Operating Systems

Caching in OS

Every second, a running computer makes billions of memory accesses. Without caches, the processor would idle 99% of the time, waiting for data from RAM. Without page cache, each file read would take milliseconds instead of microseconds. **Caching is the reason modern systems work.** RAM is 100,000 times faster than disk, but L1 cache is 100 times faster than RAM. These layers are invisible but absolutely critical for performance.
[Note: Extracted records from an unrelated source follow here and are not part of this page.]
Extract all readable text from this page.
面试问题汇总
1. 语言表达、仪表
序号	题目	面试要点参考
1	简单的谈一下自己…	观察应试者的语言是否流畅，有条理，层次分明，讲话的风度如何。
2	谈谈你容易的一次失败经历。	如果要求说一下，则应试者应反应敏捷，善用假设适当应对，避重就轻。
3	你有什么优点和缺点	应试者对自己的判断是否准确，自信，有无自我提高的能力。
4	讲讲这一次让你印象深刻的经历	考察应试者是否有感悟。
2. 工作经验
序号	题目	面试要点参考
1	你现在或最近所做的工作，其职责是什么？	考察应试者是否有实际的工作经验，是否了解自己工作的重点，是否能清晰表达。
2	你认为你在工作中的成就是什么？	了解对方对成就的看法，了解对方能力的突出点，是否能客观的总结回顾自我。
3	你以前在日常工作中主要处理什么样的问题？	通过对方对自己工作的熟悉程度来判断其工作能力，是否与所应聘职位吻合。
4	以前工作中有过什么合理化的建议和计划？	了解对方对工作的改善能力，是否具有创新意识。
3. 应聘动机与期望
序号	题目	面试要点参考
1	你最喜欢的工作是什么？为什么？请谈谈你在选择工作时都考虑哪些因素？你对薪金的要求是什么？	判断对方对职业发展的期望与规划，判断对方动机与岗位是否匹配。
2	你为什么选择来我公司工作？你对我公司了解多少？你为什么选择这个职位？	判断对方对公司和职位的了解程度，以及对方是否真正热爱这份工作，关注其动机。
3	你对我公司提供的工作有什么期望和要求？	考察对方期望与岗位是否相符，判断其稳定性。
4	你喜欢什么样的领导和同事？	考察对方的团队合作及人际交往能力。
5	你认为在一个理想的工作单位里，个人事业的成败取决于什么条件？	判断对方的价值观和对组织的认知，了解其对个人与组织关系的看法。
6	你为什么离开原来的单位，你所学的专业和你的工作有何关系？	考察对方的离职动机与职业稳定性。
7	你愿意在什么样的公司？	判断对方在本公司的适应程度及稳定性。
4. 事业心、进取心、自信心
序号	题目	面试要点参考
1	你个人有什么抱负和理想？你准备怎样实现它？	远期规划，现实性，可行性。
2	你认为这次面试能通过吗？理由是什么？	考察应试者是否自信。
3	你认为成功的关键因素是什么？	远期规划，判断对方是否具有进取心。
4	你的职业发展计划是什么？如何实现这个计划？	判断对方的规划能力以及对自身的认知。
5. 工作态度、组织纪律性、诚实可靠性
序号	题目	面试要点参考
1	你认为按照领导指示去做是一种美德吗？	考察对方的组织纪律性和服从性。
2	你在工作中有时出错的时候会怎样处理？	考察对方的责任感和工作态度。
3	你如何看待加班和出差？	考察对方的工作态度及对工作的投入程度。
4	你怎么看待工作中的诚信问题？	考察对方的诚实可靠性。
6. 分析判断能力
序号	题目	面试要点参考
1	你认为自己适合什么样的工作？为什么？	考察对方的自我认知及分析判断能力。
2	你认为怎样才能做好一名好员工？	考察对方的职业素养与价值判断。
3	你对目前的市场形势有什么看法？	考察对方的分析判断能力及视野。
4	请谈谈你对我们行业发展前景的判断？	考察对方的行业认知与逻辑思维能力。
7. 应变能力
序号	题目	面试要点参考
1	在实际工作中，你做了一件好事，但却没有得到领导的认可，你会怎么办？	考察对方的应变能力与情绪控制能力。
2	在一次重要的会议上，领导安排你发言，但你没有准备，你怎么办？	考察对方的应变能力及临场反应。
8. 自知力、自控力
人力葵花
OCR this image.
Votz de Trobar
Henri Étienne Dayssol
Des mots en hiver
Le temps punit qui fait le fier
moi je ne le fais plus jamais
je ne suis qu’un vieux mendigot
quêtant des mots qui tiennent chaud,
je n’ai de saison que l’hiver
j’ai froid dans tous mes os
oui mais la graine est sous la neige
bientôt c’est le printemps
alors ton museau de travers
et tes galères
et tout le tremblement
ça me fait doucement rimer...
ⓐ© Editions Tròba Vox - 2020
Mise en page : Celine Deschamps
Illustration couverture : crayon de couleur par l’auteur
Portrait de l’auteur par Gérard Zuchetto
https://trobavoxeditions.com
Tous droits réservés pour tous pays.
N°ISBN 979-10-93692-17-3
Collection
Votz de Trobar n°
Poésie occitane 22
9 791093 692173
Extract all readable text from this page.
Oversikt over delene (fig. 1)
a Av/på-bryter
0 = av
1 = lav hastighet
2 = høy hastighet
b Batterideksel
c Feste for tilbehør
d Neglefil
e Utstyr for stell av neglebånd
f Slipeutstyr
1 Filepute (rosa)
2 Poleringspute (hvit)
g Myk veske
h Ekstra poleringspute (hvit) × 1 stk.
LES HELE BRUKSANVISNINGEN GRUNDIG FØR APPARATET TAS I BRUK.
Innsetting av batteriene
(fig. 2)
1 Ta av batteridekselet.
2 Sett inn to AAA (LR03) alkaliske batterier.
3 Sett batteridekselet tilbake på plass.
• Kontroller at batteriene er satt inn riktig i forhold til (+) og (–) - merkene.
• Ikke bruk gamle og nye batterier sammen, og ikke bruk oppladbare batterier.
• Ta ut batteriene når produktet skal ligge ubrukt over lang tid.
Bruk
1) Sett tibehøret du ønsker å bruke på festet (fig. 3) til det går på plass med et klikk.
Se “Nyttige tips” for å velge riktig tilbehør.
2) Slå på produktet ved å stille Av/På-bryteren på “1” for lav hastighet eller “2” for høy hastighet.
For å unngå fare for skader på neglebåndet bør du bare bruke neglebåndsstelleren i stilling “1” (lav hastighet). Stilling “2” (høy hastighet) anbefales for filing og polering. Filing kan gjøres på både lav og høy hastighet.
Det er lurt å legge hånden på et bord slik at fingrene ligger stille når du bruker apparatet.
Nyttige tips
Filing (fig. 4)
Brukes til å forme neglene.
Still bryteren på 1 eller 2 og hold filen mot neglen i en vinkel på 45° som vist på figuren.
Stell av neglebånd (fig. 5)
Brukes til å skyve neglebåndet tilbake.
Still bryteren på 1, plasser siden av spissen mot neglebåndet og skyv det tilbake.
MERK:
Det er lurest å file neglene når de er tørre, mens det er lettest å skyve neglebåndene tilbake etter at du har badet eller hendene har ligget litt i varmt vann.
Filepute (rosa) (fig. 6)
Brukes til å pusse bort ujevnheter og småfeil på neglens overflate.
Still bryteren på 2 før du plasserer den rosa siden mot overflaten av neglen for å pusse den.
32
**Why does PostgreSQL require huge RAM?** A 100 GB database with 16 GB RAM runs 10x faster than with 4 GB. Page cache keeps hot data in memory - repeated queries are instant. A server with 512 GB RAM can cache the entire DB.
**How does Redis achieve a million operations/sec?** The entire DB is in RAM, zero disk accesses. Plus CPU cache locality: keys in the hash table are compactly located. L1/L2 cache hit rate > 95% → latency < 1 microsecond.
**Why are huge pages critical for virtualization?** A VM with 64 GB of memory generates millions of TLB misses. Huge pages (2 MB) reduce TLB entries by 512 times → TLB miss rate drops from 20% to 0.1%. VM performance: +30-50%.

Цели урока

Know the latency hierarchy: L1 ~1ns, L2 ~3ns, L3 ~12ns, RAM ~100ns
TLB: hit rate >99%, miss costs tens of ns for a page table walk
Page cache: Linux caches all reads/writes through RAM by default
Buffer cache: filesystem metadata (inodes, directory entries)
Apply fadvise/madvise to hint access patterns to the kernel

CPU Cache: Memory Hierarchy

**CPU cache** is ultra-fast memory inside the processor that hides the latency of accessing RAM. Without cache, each memory access would take ~100 nanoseconds (hundreds of CPU cycles). With cache - 1-4 nanoseconds. The difference is **100 times**.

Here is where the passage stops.